Ante todo, se conoce por islas paradisíacas a esas constelaciones de archipiélagos diseminados por el pacífico, que refulgen con la brillantez capaz de alimentar los sueños y evocar la posibilidad de una vida paralela de mayor plenitud, a la que, dando un portazo a la insatisfacción cotidiana, se podría acceder. Durante los dos últimos siglos han constituido la dorada alternativa de aquellos que decidían, por unas u otras razones, apearse del mundo y abrordar ese tranvía llamado esperanza que presumiblemente conduce hasta tales remotos paraísos a los tránsfugas de nuestra civilización.
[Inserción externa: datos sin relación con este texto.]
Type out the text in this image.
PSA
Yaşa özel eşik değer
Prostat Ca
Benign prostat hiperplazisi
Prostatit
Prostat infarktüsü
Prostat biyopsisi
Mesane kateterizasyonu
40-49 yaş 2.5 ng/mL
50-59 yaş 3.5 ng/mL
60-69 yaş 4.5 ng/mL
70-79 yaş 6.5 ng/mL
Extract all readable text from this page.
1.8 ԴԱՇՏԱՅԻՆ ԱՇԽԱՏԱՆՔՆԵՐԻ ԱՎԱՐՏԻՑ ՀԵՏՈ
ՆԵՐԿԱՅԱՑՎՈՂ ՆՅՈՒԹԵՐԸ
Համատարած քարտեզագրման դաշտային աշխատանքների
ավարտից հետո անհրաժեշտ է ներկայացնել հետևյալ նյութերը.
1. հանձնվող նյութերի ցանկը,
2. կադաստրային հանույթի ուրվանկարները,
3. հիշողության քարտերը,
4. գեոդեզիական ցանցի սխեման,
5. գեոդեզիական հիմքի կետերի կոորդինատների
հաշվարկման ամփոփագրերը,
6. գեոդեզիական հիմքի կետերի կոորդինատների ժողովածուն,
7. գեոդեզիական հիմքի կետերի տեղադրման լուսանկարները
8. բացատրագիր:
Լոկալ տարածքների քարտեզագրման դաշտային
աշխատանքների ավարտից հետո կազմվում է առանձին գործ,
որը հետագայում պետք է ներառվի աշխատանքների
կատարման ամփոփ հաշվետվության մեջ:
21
Se retiraban a ellas aquellos a quienes la sombra de la derrota les obligaba a tirar la toalla ,también a los que el hastío de una vida desperdiciada les empujaba a tomar el camino de en medio, como Gaugin, o a los que el lastre de la enfermedad les hacía declinar de esa lucha sin cuartel que reta constantemente al individuo sano, como fue el caso de R.L.Stevenson o, más recientemente, Jacques Brel.
Soñar con esa vida cotingente en la Polinesia, experimentando las virtudes de una existencia mas elemental bajo la sombra de los cocoteros, es una invitación para el hombre asfáltico, repleta de tentaciones. Difumina un tanto el arrebatador encanto, el que tales enclaves se hallen ya profanados por los tour operadores de los cinco continentes y se nos sirva tan selecto manjar en la misma bandeja de los destinos trillados, como Benidorm o Canet de mar. Por una cantidad bastante módica para una ecomomía medianamente situada, se puede abordar las dilatadas horas de vuelo que nos separan de las Marquesas, las Sociedad o la Fidji. Edenes que deben haber perdido su virginidad bajo el peso aplastante de las civilizaciones de oriente y occidente que los constriñen y hoy deben brindarnos seguramente un pálido remedo de los feraces vergeles que Cook descubrió, anegados por todos los usos bastardos de la civilización y la inmediatez de las comunicaciones.
Convengo en que dar el portazo e irse, puede resultar una decisión equivocada, un síntoma de decadencia para quien comprende quizá que la vida encuentra su mayor virtud en el desempeño de esa lucha sin cuartel en ella implicita; pero son muchas la razones por las que el corazón anhela la frecuentación de tales parajes incontaminados, el contacto con el aire límpido de esas radas esmeraldas entre arrecifes de coral, coronadas de cumbres volcánicas y ceñidas de un deslumbrador cinturon de naturaleza lujuriante. Porque buscar el plácido beneficio de tales islas, es buscar ese remanso incorruptible en nuestro propio corazón, reconocer la existencia de un cielo posible en esta tierra. Por eso, acaso, el buen Stevenson recaló en Samoa hasta exhalar su último aliento,aguardando desde una atalaya, con la vista puesta en el inquietante disco del mar, el despertar eterno, portador de esos paisajes impresos en lo más íntimo de sí mismo, en su universo literario. Y por eso nosotros, nos conformamos hoy con releer las pintorescas peripecias descritas en sus míticas islas, codo con codo con Jim Hawkins y John Silver el largo, impacientes del día en que podramos emprender ese viaje, no de huida sino de búsqueda, transformador y decisivo.